For a better version, you might try a Google Web search for "company/project/product/service name" logo filetype:tif. For a logo you can scale and otherwise manipulate, try using filetype:eps or filetype:pdf.

3.4.2. Annual Reports

Public companies' annual reports tend to be rather bland affairs emblazoned with a corporate logo and often provided online in PDF form. Perform a Google Web search for "company name" "annual report" filetype:pdf. If you care about print quality, open the PDF in Adobe Illustrator or the like, grab the logo, scale, and add to your own document as needed.

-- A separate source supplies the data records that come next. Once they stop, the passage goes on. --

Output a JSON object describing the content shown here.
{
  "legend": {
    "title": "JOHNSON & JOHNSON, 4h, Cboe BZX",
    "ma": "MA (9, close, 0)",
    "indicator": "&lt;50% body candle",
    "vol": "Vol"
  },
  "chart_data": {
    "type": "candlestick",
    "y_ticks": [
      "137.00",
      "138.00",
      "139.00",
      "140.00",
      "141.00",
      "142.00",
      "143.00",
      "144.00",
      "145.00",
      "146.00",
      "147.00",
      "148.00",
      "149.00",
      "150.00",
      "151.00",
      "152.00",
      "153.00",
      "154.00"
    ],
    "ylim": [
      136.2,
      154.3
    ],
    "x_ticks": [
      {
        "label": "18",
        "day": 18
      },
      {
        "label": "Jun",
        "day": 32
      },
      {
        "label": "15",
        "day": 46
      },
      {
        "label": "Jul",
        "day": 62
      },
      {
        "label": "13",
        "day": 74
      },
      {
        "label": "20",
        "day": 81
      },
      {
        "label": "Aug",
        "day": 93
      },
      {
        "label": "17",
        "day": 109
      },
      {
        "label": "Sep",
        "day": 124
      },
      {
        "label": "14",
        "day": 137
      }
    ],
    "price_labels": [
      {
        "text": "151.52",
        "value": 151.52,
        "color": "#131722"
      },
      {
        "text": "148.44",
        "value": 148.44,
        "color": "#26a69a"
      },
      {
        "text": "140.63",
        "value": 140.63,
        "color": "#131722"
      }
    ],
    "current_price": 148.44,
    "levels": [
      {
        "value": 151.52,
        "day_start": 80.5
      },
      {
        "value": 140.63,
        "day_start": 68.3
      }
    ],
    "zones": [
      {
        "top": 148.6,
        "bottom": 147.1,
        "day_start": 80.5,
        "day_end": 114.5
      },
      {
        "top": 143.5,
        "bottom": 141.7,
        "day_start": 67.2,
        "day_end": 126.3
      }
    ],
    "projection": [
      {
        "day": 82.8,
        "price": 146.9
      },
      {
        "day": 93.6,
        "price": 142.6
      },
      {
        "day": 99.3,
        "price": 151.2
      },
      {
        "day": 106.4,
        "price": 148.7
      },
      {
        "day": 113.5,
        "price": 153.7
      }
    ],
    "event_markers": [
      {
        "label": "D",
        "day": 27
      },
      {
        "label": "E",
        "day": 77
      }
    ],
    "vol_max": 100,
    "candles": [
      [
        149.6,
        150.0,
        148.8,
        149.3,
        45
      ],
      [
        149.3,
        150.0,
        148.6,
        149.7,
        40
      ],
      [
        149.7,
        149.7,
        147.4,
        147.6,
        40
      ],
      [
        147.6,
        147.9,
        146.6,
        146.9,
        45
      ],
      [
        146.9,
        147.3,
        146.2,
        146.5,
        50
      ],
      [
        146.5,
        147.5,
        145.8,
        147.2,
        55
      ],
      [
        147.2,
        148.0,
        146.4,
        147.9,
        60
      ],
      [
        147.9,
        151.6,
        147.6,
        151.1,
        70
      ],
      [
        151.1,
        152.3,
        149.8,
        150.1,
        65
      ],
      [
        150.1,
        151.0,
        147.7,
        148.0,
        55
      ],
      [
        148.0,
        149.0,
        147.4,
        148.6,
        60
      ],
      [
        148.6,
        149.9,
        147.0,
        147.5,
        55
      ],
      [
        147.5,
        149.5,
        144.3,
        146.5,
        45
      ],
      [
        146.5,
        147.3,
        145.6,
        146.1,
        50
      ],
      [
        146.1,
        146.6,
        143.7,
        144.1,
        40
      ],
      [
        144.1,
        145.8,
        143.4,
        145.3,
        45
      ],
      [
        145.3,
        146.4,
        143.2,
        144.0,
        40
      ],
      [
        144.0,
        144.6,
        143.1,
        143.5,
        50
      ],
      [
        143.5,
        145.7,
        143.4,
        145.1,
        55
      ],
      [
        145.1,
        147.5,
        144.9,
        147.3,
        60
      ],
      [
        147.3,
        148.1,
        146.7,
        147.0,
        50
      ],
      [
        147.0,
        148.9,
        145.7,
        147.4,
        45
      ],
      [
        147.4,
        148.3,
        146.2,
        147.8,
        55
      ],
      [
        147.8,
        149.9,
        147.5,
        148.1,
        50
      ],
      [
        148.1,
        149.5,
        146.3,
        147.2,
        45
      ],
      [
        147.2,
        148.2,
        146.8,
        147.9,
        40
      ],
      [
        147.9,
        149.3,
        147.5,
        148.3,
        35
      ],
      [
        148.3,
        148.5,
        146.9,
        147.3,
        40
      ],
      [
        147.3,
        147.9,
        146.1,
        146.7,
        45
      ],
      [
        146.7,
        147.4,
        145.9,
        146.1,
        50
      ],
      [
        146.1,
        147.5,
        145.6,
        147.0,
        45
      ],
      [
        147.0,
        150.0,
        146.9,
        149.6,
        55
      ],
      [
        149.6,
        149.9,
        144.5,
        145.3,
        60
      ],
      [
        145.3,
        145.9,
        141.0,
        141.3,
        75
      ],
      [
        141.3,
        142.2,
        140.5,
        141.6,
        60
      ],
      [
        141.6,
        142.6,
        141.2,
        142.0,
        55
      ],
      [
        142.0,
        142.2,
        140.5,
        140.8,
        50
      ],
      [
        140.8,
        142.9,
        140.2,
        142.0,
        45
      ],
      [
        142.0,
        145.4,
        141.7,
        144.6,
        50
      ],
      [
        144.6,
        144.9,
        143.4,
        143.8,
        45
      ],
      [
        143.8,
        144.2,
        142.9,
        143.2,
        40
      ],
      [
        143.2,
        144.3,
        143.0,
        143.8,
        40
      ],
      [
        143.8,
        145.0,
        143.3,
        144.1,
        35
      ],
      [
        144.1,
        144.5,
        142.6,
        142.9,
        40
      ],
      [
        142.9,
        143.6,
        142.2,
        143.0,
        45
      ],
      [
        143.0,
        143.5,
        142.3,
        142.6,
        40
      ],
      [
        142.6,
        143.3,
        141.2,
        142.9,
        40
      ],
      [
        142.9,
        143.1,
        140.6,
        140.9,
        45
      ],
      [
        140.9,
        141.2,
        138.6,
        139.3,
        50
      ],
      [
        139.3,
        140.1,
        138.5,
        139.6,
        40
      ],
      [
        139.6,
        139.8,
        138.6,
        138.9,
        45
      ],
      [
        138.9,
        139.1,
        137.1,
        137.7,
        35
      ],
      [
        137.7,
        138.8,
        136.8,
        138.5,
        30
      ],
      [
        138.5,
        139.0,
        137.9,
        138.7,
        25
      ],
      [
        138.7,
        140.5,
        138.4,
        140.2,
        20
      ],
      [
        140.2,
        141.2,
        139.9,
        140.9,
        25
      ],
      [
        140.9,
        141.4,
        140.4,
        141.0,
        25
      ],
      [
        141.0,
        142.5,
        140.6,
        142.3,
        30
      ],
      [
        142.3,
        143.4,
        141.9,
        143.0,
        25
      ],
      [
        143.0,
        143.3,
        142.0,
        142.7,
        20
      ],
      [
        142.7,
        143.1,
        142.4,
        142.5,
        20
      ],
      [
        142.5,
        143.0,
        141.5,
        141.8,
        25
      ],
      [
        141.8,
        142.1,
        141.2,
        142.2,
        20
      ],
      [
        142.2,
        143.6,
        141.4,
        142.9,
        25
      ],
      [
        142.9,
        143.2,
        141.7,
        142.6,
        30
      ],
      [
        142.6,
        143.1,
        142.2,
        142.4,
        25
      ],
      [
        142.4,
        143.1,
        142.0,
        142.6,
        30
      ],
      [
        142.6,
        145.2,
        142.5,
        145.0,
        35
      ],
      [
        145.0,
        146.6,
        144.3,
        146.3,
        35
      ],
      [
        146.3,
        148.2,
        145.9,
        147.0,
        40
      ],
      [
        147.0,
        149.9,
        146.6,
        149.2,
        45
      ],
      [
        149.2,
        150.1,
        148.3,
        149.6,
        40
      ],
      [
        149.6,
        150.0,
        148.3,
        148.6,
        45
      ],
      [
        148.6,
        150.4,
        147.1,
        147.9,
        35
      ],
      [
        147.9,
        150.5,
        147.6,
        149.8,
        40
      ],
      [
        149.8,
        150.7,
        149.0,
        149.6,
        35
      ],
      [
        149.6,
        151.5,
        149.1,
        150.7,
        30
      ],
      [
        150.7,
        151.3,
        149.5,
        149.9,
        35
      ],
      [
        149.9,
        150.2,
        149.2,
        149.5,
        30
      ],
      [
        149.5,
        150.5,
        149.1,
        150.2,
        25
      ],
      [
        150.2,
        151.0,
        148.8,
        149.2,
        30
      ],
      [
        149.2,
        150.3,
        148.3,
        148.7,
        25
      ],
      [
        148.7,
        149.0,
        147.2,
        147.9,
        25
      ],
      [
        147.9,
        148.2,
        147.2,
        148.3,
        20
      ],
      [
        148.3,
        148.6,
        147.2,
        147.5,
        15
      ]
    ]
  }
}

Just remember that scraping a low-resolution GIF or JPG off a web site will work great for screen presentations (Web, PowerPoint, etc.) but will not work for print or slides. When incorporating a low-resolution GIF or JPG into a printed piece, slide, or overhead, the output will look jaggy. Instead, add EPS to the search terms and search Google Web (not Images) to find the company's style guide, which usually includes high-resolution vector logos (.eps, .ai, etc.).